Like Beowulf and St. George and Bilbo Baggins and Lucy Pevensie, Santa Claus is a hardworking plowman who turns the soil of my children’s imaginations. When G.K. Chesterton was a child, he believed that Santa Claus filled his stockings during the night. Years later, he wrote:

I believe it still. I have merely extended the idea. Then I only wondered who put the toys in the stocking; now I wonder who put the stocking by the bed, and the bed in the room, and the room in the house, and the house on the planet, and the great planet in the void.

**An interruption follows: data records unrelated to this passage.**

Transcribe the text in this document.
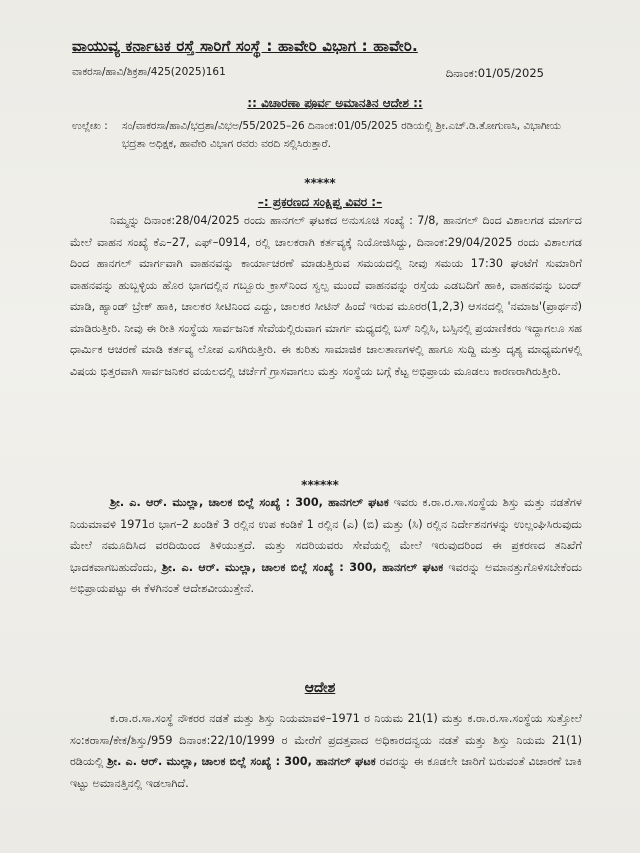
ವಾಯುವ್ಯ ಕರ್ನಾಟಕ ರಸ್ತೆ ಸಾರಿಗೆ ಸಂಸ್ಥೆ : ಹಾವೇರಿ ವಿಭಾಗ : ಹಾವೇರಿ.
ವಾಕರಸಾ/ಹಾವಿ/ಶಿಕ್ರಶಾ/425(2025)161	ದಿನಾಂಕ:01/05/2025
:: ವಿಚಾರಣಾ ಪೂರ್ವ ಅಮಾನತಿನ ಆದೇಶ ::
ಉಲ್ಲೇಖ : ಸಂ/ವಾಕರಸಾ/ಹಾವಿ/ಭದ್ರಶಾ/ವಿಭಅ/55/2025–26 ದಿನಾಂಕ:01/05/2025 ರಡಿಯಲ್ಲಿ ಶ್ರೀ.ಎಚ್.ಡಿ.ತೋಗುಣಸಿ, ವಿಭಾಗೀಯ ಭದ್ರತಾ ಅಧಿಕ್ಷಕ, ಹಾವೇರಿ ವಿಭಾಗ ರವರು ವರದಿ ಸಲ್ಲಿಸಿರುತ್ತಾರೆ.
*****
–: ಪ್ರಕರಣದ ಸಂಕ್ಷಿಪ್ತ ವಿವರ :–
ನಿಮ್ಮನ್ನು ದಿನಾಂಕ:28/04/2025 ರಂದು ಹಾನಗಲ್ ಘಟಕದ ಅನುಸೂಚಿ ಸಂಖ್ಯೆ : 7/8, ಹಾನಗಲ್ ದಿಂದ ವಿಶಾಲಗಡ ಮಾರ್ಗದ ಮೇಲೆ ವಾಹನ ಸಂಖ್ಯೆ ಕೆಎ–27, ಎಫ್–0914, ರಲ್ಲಿ ಚಾಲಕರಾಗಿ ಕರ್ತವ್ಯಕ್ಕೆ ನಿಯೋಜಿಸಿದ್ದು, ದಿನಾಂಕ:29/04/2025 ರಂದು ವಿಶಾಲಗಡ ದಿಂದ ಹಾನಗಲ್ ಮಾರ್ಗವಾಗಿ ವಾಹನವನ್ನು ಕಾರ್ಯಾಚರಣೆ ಮಾಡುತ್ತಿರುವ ಸಮಯದಲ್ಲಿ ನೀವು ಸಮಯ 17:30 ಘಂಟೆಗೆ ಸುಮಾರಿಗೆ ವಾಹನವನ್ನು ಹುಬ್ಬಳ್ಳಿಯ ಹೊರ ಭಾಗದಲ್ಲಿನ ಗಬ್ಬೂರು ಕ್ರಾಸ್‌ನಿಂದ ಸ್ವಲ್ಪ ಮುಂದೆ ವಾಹನವನ್ನು ರಸ್ತೆಯ ಎಡಬದಿಗೆ ಹಾಕಿ, ವಾಹನವನ್ನು ಬಂದ್ ಮಾಡಿ, ಹ್ಯಾಂಡ್ ಬ್ರೇಕ್ ಹಾಕಿ, ಚಾಲಕರ ಸೀಟಿನಿಂದ ಎದ್ದು, ಚಾಲಕರ ಸೀಟಿನ್ ಹಿಂದೆ ಇರುವ ಮೂರರ(1,2,3) ಆಸನದಲ್ಲಿ 'ನಮಾಜ'(ಪ್ರಾರ್ಥನೆ) ಮಾಡಿರುತ್ತೀರಿ. ನೀವು ಈ ರೀತಿ ಸಂಸ್ಥೆಯ ಸಾರ್ವಜನಿಕ ಸೇವೆಯಲ್ಲಿರುವಾಗ ಮಾರ್ಗ ಮಧ್ಯದಲ್ಲಿ ಬಸ್ ನಿಲ್ಲಿಸಿ, ಬಸ್ಸಿನಲ್ಲಿ ಪ್ರಯಾಣಿಕರು ಇದ್ದಾಗಲೂ ಸಹ ಧಾರ್ಮಿಕ ಆಚರಣೆ ಮಾಡಿ ಕರ್ತವ್ಯ ಲೋಪ ಎಸಗಿರುತ್ತೀರಿ. ಈ ಕುರಿತು ಸಾಮಾಜಿಕ ಜಾಲತಾಣಗಳಲ್ಲಿ ಹಾಗೂ ಸುದ್ದಿ ಮತ್ತು ದೃಶ್ಯ ಮಾಧ್ಯಮಗಳಲ್ಲಿ ವಿಷಯ ಭಿತ್ತರವಾಗಿ ಸಾರ್ವಜನಿಕರ ವಯಲದಲ್ಲಿ ಚರ್ಚೆಗೆ ಗ್ರಾಸವಾಗಲು ಮತ್ತು ಸಂಸ್ಥೆಯ ಬಗ್ಗೆ ಕೆಟ್ಟ ಅಭಿಪ್ರಾಯ ಮೂಡಲು ಕಾರಣರಾಗಿರುತ್ತೀರಿ.
******
ಶ್ರೀ. ಎ. ಆರ್. ಮುಲ್ಲಾ, ಚಾಲಕ ಬಿಲ್ಲೆ ಸಂಖ್ಯೆ : 300, ಹಾನಗಲ್ ಘಟಕ ಇವರು ಕ.ರಾ.ರ.ಸಾ.ಸಂಸ್ಥೆಯ ಶಿಸ್ತು ಮತ್ತು ನಡತೆಗಳ ನಿಯಮಾವಳಿ 1971ರ ಭಾಗ–2 ಖಂಡಿಕೆ 3 ರಲ್ಲಿನ ಉಪ ಕಂಡಿಕೆ 1 ರಲ್ಲಿನ (ಎ) (ಬಿ) ಮತ್ತು (ಸಿ) ರಲ್ಲಿನ ನಿರ್ದೇಶನಗಳನ್ನು ಉಲ್ಲಂಘಿಸಿರುವುದು ಮೇಲೆ ನಮೂದಿಸಿದ ವರದಿಯಿಂದ ತಿಳಿಯುತ್ತದೆ. ಮತ್ತು ಸದರಿಯವರು ಸೇವೆಯಲ್ಲಿ ಮೇಲೆ ಇರುವುದರಿಂದ ಈ ಪ್ರಕರಣದ ತನಿಖೆಗೆ ಭಾದಕವಾಗಬಹುದೆಂದು, ಶ್ರೀ. ಎ. ಆರ್. ಮುಲ್ಲಾ, ಚಾಲಕ ಬಿಲ್ಲೆ ಸಂಖ್ಯೆ : 300, ಹಾನಗಲ್ ಘಟಕ ಇವರನ್ನು ಅಮಾನತ್ತುಗೊಳಿಸಬೇಕೆಂದು ಅಭಿಪ್ರಾಯಪಟ್ಟು ಈ ಕೆಳಗಿನಂತೆ ಆದೇಶವೀಯುತ್ತೇನೆ.
ಆದೇಶ
ಕ.ರಾ.ರ.ಸಾ.ಸಂಸ್ಥೆ ನೌಕರರ ನಡತೆ ಮತ್ತು ಶಿಸ್ತು ನಿಯಮಾವಳಿ–1971 ರ ನಿಯಮ 21(1) ಮತ್ತು ಕ.ರಾ.ರ.ಸಾ.ಸಂಸ್ಥೆಯ ಸುತ್ತೋಲೆ ಸಂ:ಕರಾಸಾ/ಕೇಕ/ಶಿಸ್ತು/959 ದಿನಾಂಕ:22/10/1999 ರ ಮೇರೆಗೆ ಪ್ರದತ್ತವಾದ ಅಧಿಕಾರದನ್ವಯ ನಡತೆ ಮತ್ತು ಶಿಸ್ತು ನಿಯಮ 21(1) ರಡಿಯಲ್ಲಿ ಶ್ರೀ. ಎ. ಆರ್. ಮುಲ್ಲಾ, ಚಾಲಕ ಬಿಲ್ಲೆ ಸಂಖ್ಯೆ : 300, ಹಾನಗಲ್ ಘಟಕ ರವರನ್ನು ಈ ಕೂಡಲೇ ಜಾರಿಗೆ ಬರುವಂತೆ ವಿಚಾರಣೆ ಬಾಕಿ ಇಟ್ಟು ಅಮಾನತ್ತಿನಲ್ಲಿ ಇಡಲಾಗಿದೆ.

The secret that Chesterton discovered, and taught me, is that Santa is a story that prepares our hearts and imaginations for the magic and the glory and the unbelievable truth of Christ and the world he created. He may not give my boys their presents, but Santa does give them the gifts of wonder and awe and excitement and anticipation and waiting fulfilled.

To be sure, there are a lot of things that are untrue about the Santa story, and these are the things Santa naysayers get quite right. Santa Claus doesn’t really exist, for example.

But here’s something deeply true about the Santa story: Magic happened on that long-ago night, and magic still happens—on Christmas night and on all nights, every time a life is born and born again, made and made new.

And this: On one night millennia past, all the children of the world woke up and rubbed the sleep from their eyes and stumbled downstairs to find they had been given an undeserved, immeasurable gift.

On that night, a joy was birthed into the world that I’m afraid most grownups have largely forgotten. In fact, I’d venture to say that we haven’t felt that kind of joy since we were, oh, about 7 years old.